The statement came on the heels of allegations that Russian intelligence attempted to interfere in “democratic processes” in the UK, including elections and referenda. Moscow is facing similar unfounded claims in Europe and the US.
In response to a parliamentary report titled “Disinformation and ‘fake news'” the British government argued that no evidence had been found of successful Russian meddling in UK politics.
The Digital, Culture, Media and Sport Committee, a cross-party committee in the House of Commons, recommended in the report that the UK cabinet prevents the ongoing FBI probe into alleged Russian meddling from taking the lead on similar investigations in Britain.
The government replied that the Mueller investigation is Washington’s business and reaffirmed that it wouldn’t play first fiddle in any inquiries into alleged Russian interference. The government stressed that there has been no evidence “of successful use of disinformation by foreign actors, including Russia, to influence UK democratic processes” despite its efforts to counter attempts to interfere with the UK security and integrity.

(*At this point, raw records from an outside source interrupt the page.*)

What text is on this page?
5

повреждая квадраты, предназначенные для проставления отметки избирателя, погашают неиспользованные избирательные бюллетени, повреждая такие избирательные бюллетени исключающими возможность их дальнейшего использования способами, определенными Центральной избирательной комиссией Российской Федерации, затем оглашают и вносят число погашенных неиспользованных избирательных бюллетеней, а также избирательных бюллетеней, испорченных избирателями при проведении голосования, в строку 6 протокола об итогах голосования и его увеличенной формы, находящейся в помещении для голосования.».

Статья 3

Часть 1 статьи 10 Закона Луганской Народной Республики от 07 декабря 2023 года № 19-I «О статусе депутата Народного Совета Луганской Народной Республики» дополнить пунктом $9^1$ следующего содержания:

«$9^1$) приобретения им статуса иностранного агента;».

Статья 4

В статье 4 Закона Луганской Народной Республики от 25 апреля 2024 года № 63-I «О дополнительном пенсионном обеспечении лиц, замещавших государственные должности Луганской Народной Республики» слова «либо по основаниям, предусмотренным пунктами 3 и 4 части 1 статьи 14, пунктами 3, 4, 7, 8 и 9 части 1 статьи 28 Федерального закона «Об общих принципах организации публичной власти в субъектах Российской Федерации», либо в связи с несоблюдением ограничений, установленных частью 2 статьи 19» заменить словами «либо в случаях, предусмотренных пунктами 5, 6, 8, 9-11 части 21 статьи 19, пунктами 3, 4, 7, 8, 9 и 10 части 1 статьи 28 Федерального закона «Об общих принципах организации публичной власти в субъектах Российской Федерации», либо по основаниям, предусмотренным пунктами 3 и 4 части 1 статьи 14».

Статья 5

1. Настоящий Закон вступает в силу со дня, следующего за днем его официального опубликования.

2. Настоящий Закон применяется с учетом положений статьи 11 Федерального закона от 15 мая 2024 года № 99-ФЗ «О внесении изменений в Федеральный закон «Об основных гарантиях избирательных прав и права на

According to the parliamentary report, the committee “heard evidence of a coordinated, long-standing campaign by the Russian government to influence UK elections and referenda,” something that Moscow vehemently denies.
Earlier this month, UK Foreign Secretary Jeremy Hunt claimed that Russia was trying “to undermine and interfere in elections in other countries,” on top of accusations that Russian intelligence was behind 2017’s BadRabbit attack, the 2017 document leak from WADA, the 2016 DNC leak and a hack of a UK TV station.
This echoes allegations of British Prime Minister Theresa May, who accused Moscow last November of planting “fake news” to sow discord in the West. She suggested that Russia had been meddling in elections in Europe as well as the US, claiming that alleged Russian actions were “threatening the international order on which we all depend.”
Moscow has repeatedly refuted hacking accusations, while US President Trump maintained that there was no evidence to suggest election results had been swayed in his favor.